The inquiry into the UBS loan debacle must continue, and, no matter how uncomfortable it might be for Australian companies and executives, the allegations that bribes were paid to ministers and officials in the mining and refugee detention sectors must be pursued and not ignored as is happening today.

The PNG parliament’s public accounts committee is doing an excellent job of exposing the rampant corruption and fraud in the health and hospitals sector that is denying the people basic lifesaving drugs and medicines. Australia could offer to provide qualified auditors and other officials from its own parliamentary committee system to help its under-resourced PNG counterpart prepare charges and a final report.

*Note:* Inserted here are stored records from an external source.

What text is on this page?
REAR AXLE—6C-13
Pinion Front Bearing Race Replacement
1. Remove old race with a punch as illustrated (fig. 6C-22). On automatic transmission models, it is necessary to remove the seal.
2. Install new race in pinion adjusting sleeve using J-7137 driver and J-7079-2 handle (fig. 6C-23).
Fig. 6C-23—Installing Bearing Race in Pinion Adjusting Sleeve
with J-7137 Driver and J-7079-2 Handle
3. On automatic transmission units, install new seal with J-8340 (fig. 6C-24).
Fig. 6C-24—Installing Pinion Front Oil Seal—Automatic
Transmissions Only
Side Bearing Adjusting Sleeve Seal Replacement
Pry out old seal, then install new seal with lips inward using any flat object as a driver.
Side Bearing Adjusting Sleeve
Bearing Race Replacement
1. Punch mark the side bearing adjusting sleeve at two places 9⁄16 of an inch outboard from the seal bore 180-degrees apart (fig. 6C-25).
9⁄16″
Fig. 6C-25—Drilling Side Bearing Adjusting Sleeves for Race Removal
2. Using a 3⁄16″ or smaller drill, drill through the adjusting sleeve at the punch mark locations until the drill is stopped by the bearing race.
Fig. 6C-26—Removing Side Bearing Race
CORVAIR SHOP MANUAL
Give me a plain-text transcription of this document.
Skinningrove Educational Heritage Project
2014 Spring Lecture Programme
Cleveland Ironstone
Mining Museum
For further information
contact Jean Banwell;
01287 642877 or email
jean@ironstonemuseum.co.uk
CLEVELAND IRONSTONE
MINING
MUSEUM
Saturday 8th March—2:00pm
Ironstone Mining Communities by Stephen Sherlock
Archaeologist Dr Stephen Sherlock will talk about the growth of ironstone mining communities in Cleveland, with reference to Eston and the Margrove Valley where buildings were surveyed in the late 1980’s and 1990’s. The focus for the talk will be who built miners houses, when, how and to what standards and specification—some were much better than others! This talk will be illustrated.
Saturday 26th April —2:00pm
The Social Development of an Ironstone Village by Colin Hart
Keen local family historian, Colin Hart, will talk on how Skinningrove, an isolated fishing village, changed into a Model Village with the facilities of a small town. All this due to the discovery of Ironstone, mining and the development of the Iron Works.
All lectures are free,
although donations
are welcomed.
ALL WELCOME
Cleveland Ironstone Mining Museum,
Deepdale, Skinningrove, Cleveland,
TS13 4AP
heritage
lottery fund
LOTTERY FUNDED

Australia should also insist that action be taken to address the evidence that the committee has received about the supply and distribution of vital medicines. This work used to be managed by Australia through AusAID. Surely, we can demand that it be reinstated?

PNG’s parliament has finally passed the legislation needed to establish an independent commission against corruption, so Australia could offer to properly resource it.

We should also look at increasing funding for the vital services the churches provide in PNG, an area in which China can’t compete.

There are many more matters on which Australia can reasonably ask that action be taken as a condition for what will be an expensive and wide-ranging package of economic and fiscal support.

The large PNG national and provincial bureaucracies will have to be substantially downsized. That will be painful for politicians who face a national election in just over two years. A transition program for public servants will be essential. Australia has the experience and capacity to work with the private sector, such as small business, farming, fishing and areas public servants can move into.

These are difficult times for Australia, so any assistance to PNG, even by way of loans, will have to be balanced carefully.

Whatever we contribute needs to help bring about change.